La dernière action, fondamentale et peut-être la plus importante, est la mise en place de « Security Champions » au sein des équipes (front, back, bdd, ops, réseau, …), un promoteur du sujet qui va évangéliser ses collègues. Déjà en montrant par l’exemple avec la mise en place d’actions qui vont aider les développeurs et opérationnels. Mais aussi en étant en contact avec les Security Champions des autres équipes. Ce qu’il est important de comprendre, c’est que le Security Champion n’est pas un recrutement externe. C’est un membre de l’équipe que l’on va accompagner, former, faire monter en compétences. Cela limite les freins vis-à-vis de ses collègues.
Avec tout cela, une entreprise lambda, sans beaucoup d’investissements, va pouvoir mettre en place beaucoup d’actions de sécurité efficaces. Je souligne d’ailleurs dans mon livre de nombreuses solutions Open-source pour que cela soit très accessible.
JA : Ce sont deux « caisse-à-outils » des DevOps. Quasi tous doivent les connaître et les utiliser, sans forcément en être un expert. Et la raison, même si là encore ça ne va pas plaire, est qu’ils ont été faits par et pour les développeurs mais beaucoup utilisés par les opérationnels.
L’idée de base fonctionne sauf que pour faire de la conteneurisation, on utilise des serveurs, une infrastructure. Et les développeurs, soit n’ont pas la main sur ces équipements, soit n’y sont pas à l’aise. Il a donc toujours fallu que les opérationnels et les développeurs collaborent efficacement sur ces outils. Kubernetes est arrivé par-dessus pour orchestrer le fonctionnement de tout ça quand il y a beaucoup de conteneurs hébergés sur de multiples serveurs.
Dans le livre, je montre donc comment utiliser Docker et Kubernetes avec ces aspects sécurité grâce à des outils open-ource et gratuits.
JA : Quand vous développez en langage haut niveau, vous utilisez systématiquement des librairies disponibles sur Internet. Et c’est normal, si quelqu’un a déjà fait ce que vous voulez faire et qu’il a mis à disposition son code… GAFAM mises à part (et encore…), tout le monde fait ça.
Sauf que beaucoup d’études ont démontré que ces librairies open-source comportent plein de failles de sécurité. Non pas parce qu’elles ont été mal développées mais parce qu’elles ne sont pas mises à jour, les bénévoles derrière n’ont pas toujours le temps de les laisser up-to-date. Et comme de nouvelles vulnérabilités apparaissent… Je montre dans le livre quelques outils qui permettent de vérifier que les librairies ne sont pas trop faillibles.
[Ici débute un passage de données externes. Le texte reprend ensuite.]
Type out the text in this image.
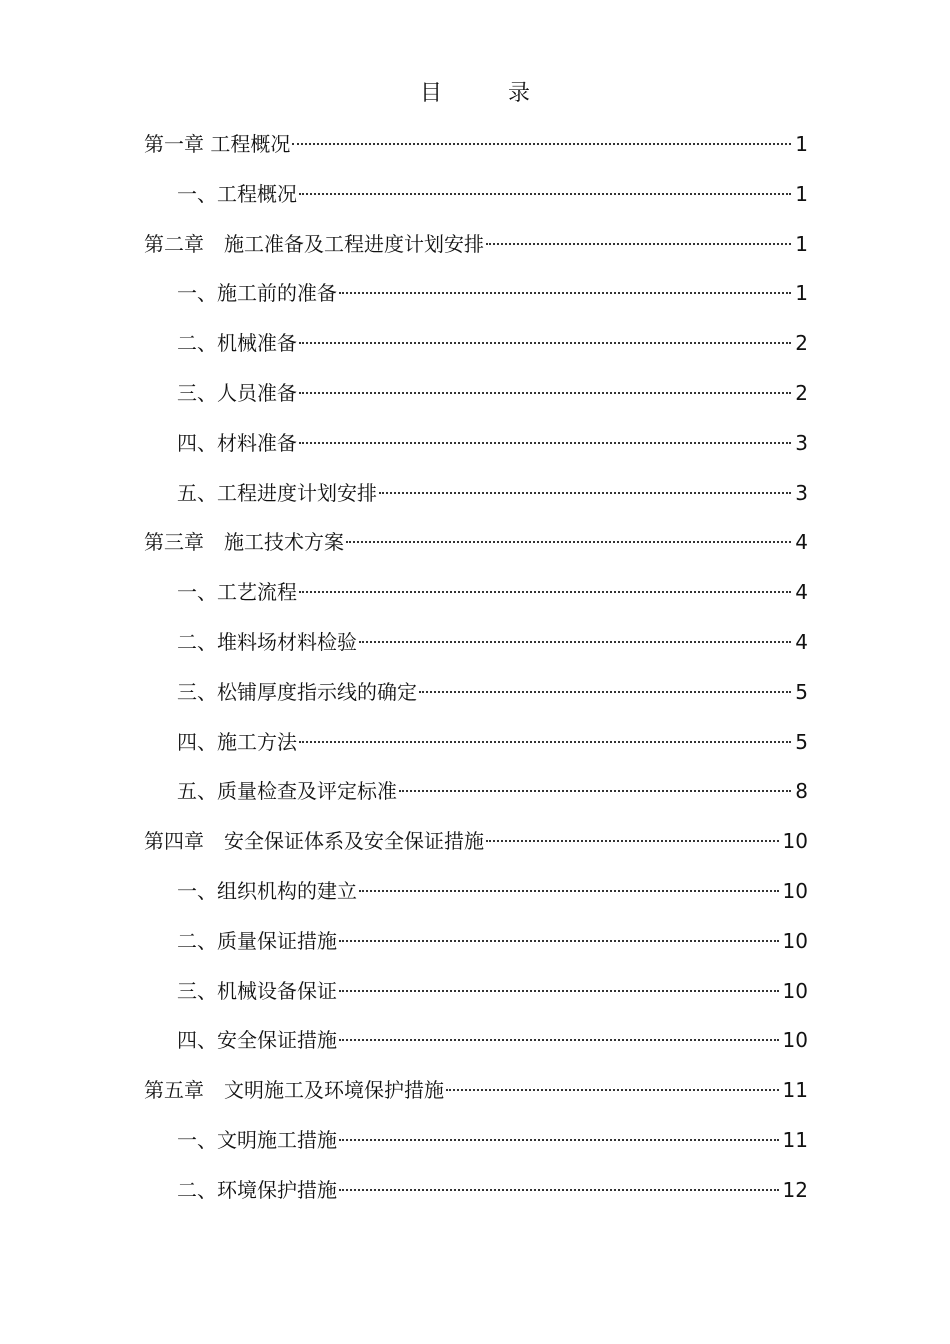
目　录
第一章 工程概况	1
一、工程概况	1
第二章　施工准备及工程进度计划安排	1
一、施工前的准备	1
二、机械准备	2
三、人员准备	2
四、材料准备	3
五、工程进度计划安排	3
第三章　施工技术方案	4
一、工艺流程	4
二、堆料场材料检验	4
三、松铺厚度指示线的确定	5
四、施工方法	5
五、质量检查及评定标准	8
第四章　安全保证体系及安全保证措施	10
一、组织机构的建立	10
二、质量保证措施	10
三、机械设备保证	10
四、安全保证措施	10
第五章　文明施工及环境保护措施	11
一、文明施工措施	11
二、环境保护措施	12
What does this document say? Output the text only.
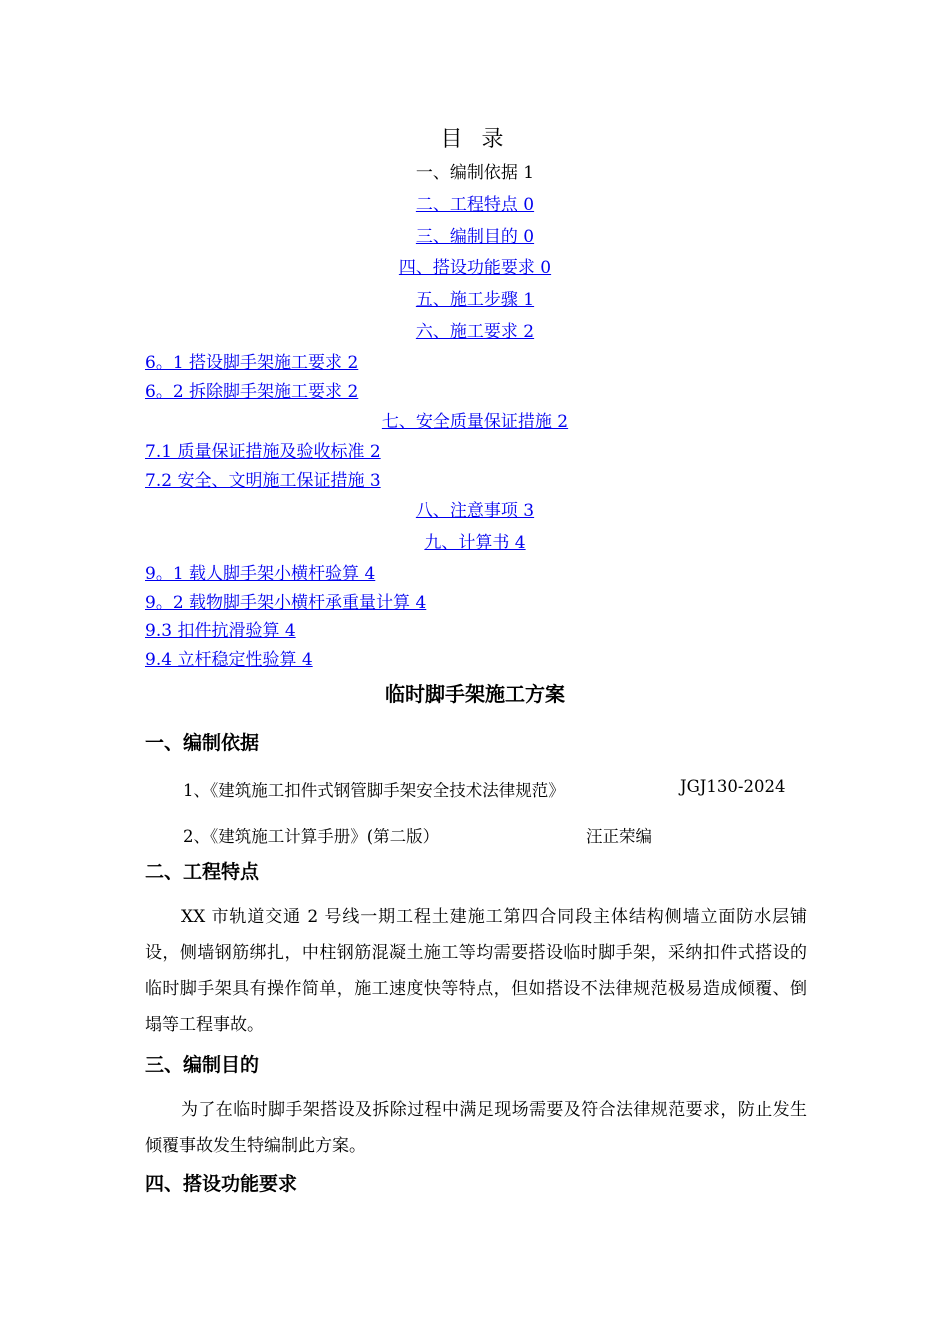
目 录
一、编制依据 1
二、工程特点 0
三、编制目的 0
四、搭设功能要求 0
五、施工步骤 1
六、施工要求 2
6。1 搭设脚手架施工要求 2
6。2 拆除脚手架施工要求 2
七、安全质量保证措施 2
7.1 质量保证措施及验收标准 2
7.2 安全、文明施工保证措施 3
八、注意事项 3
九、计算书 4
9。1 载人脚手架小横杆验算 4
9。2 载物脚手架小横杆承重量计算 4
9.3 扣件抗滑验算 4
9.4 立杆稳定性验算 4
临时脚手架施工方案
一、编制依据
1、《建筑施工扣件式钢管脚手架安全技术法律规范》	JGJ130-2024
2、《建筑施工计算手册》(第二版）	汪正荣编
二、工程特点

XX 市轨道交通 2 号线一期工程土建施工第四合同段主体结构侧墙立面防水层铺设，侧墙钢筋绑扎，中柱钢筋混凝土施工等均需要搭设临时脚手架，采纳扣件式搭设的临时脚手架具有操作简单，施工速度快等特点，但如搭设不法律规范极易造成倾覆、倒塌等工程事故。

三、编制目的

为了在临时脚手架搭设及拆除过程中满足现场需要及符合法律规范要求，防止发生倾覆事故发生特编制此方案。

四、搭设功能要求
DevSecOps : l’outil parfait n’existe pas
JA : Oui, et même le faire repasser régulièrement. Car même une fois le projet déployé de manière sécurisé, de nouvelles vulnérabilités peuvent apparaître. Il faut régulièrement faire des analyses. Cela fait partie du cycle de vie du Logiciel qui doit être réactualisé très souvent.
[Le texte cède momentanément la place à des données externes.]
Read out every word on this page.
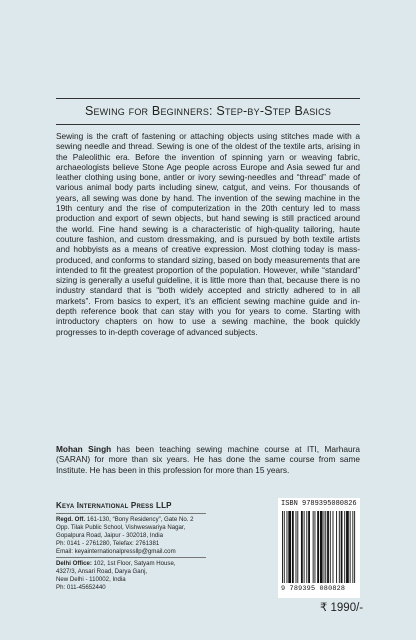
Sewing for Beginners: Step-by-Step Basics

Sewing is the craft of fastening or attaching objects using stitches made with a sewing needle and thread. Sewing is one of the oldest of the textile arts, arising in the Paleolithic era. Before the invention of spinning yarn or weaving fabric, archaeologists believe Stone Age people across Europe and Asia sewed fur and leather clothing using bone, antler or ivory sewing-needles and “thread” made of various animal body parts including sinew, catgut, and veins. For thousands of years, all sewing was done by hand. The invention of the sewing machine in the 19th century and the rise of computerization in the 20th century led to mass production and export of sewn objects, but hand sewing is still practiced around the world. Fine hand sewing is a characteristic of high-quality tailoring, haute couture fashion, and custom dressmaking, and is pursued by both textile artists and hobbyists as a means of creative expression. Most clothing today is mass-produced, and conforms to standard sizing, based on body measurements that are intended to fit the greatest proportion of the population. However, while “standard” sizing is generally a useful guideline, it is little more than that, because there is no industry standard that is “both widely accepted and strictly adhered to in all markets”. From basics to expert, it’s an efficient sewing machine guide and in-depth reference book that can stay with you for years to come. Starting with introductory chapters on how to use a sewing machine, the book quickly progresses to in-depth coverage of advanced subjects.

Mohan Singh has been teaching sewing machine course at ITI, Marhaura (SARAN) for more than six years. He has done the same course from same Institute. He has been in this profession for more than 15 years.
Keya International Press LLP
Regd. Off. 161-130, “Bony Residency”, Gate No. 2
Opp. Tilak Public School, Vishweswariya Nagar,
Gopalpura Road, Jaipur - 302018, India
Ph: 0141 - 2761280, Telefax: 2761381
Email: keyainternationalpressllp@gmail.com
Delhi Office: 102, 1st Floor, Satyam House,
4327/3, Ansari Road, Darya Ganj,
New Delhi - 110002, India
Ph: 011-45652440
ISBN 9789395080826
9 789395 080828
₹ 1990/-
JA : Il faut voir la chose sous deux angles.
Le nombre d’attaques est surtout plus visible. Avant, c’était le challenge technique qui attirait beaucoup les pirates. Aujourd’hui, ce n’est plus vrai et les groupes d’attaquants peuvent être financés avec des sommes assez importantes ce qui leur permet d’avoir plus d’impact lors des attaques.
Mais l’outil parfait n’existe pas. Et l’outil n’est pas un but en soi, il est là pour apporter du support. Qui plus est, il faut être capable d’en exploiter les fonctions. Comme avec une voiture par exemple, certaines entreprises vont acheter des gros modèles surtout… pour montrer qu’elles ont un gros modèle ! Mais elles n’ont pas forcément le personnel pour l’utiliser et être capable de traiter les informations que ces outils envoient. Et ils en envoient beaucoup, notamment des faux positifs. C’est normal. Ce type d’outil « s’éduque » mais pour faire cela il faut du personnel qualifié. Et ce type de profil n’est pas facile à trouver.
Donc, je ne pense pas que commencer un changement par l’achat d’outils sophistiqués soit la bonne méthode. Il faut d’abord changer la culture puis se pencher sur l’outillage pour accélérer ou supporter ce changement.
JA : Oui. Le DevSecOps n’est pas adapté à toutes les entreprises.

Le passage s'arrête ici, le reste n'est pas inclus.